Juan Cruz la miró, divertido.

—Es cierto que no tengo ningún derecho sobre su propiedad o sobre el personal de La Candelaria —siguió Fiona, imperturbable—, pero, como creo que es usted un hombre muy inteligente, sé que comprenderá cuan beneficiosa es la educación para los niños. Porque tiene que saber, señor, que la ignorancia es un enemigo encubierto al que se debe combatir sin cuartel. Contra ella nada se puede, sólo queda eliminarla.

De Silva, que había permanecido de pie detrás de su escritorio, comenzó a caminar por la habitación, cabizbajo, las manos tomadas en la espalda y el cigarro entre los labios.

—Ciertamente, Fiona, has leído a muchos revolucionarios europeos —afirmó, en tono severo.

—¿Cómo dice usted, señor? —Fiona trató de disimular lo mejor que pudo el estremecimiento que le provocaron aquellas palabras.

—Lo digo por esas ideas sobre la educación de los niños y la ignorancia. Has leído mucho sobre eso, ¿verdad? —Ahora la miraba directo a los ojos.

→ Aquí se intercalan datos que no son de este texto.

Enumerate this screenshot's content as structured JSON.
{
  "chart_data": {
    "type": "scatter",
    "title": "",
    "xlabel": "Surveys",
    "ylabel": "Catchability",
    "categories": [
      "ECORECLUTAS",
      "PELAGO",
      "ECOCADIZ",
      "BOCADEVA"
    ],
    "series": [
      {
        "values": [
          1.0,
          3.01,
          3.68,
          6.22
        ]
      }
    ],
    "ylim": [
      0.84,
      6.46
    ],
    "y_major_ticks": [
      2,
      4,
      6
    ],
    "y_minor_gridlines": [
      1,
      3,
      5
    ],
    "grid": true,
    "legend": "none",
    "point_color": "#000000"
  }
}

—Sí, es cierto, señor. Yo leo mucho. Me parece que, al menos en eso, usted y yo coincidimos. —Fiona miró las paredes a su alrededor. Altas bibliotecas, repletas desde el suelo al cielo raso.

—¡No puedo creerlo! Fiona Malone admitiendo que coincide en algo con su esposo.

La joven sintió vergüenza y se ruborizó. Sin embargo, no iba a dejarse vencer tan fácilmente.

—Es más sencillo pensar que mis ideas corresponden a otros, ¿verdad? ¿Ni siquiera por un mísero instante puede creer que esto que le digo es algo en lo que yo creo firmemente y que nada tiene que ver con mis lecturas?

—Sí, me cuesta pensar que sea algo que surge de ti como por arte de magia.

—¡Arte de magia! ¡Arte de magia ha dicho usted! Señor de Silva, nada es por arte de magia. Usted debería saberlo ya... Todo lo que yo sé y conozco, todo lo que pienso y creo, es mi mayor tesoro. Es algo mío; me lo gané, y nada ni nadie me lo va a quitar. A pesar de vestir faldas y llevar el cabello recogido en un rodete, yo también soy capaz de crear mis propias ideas, señor.

Su postura era desafiante: la cabeza hacia adelante, los brazos en jarras sobre la cintura, la mirada fija en el rostro de él.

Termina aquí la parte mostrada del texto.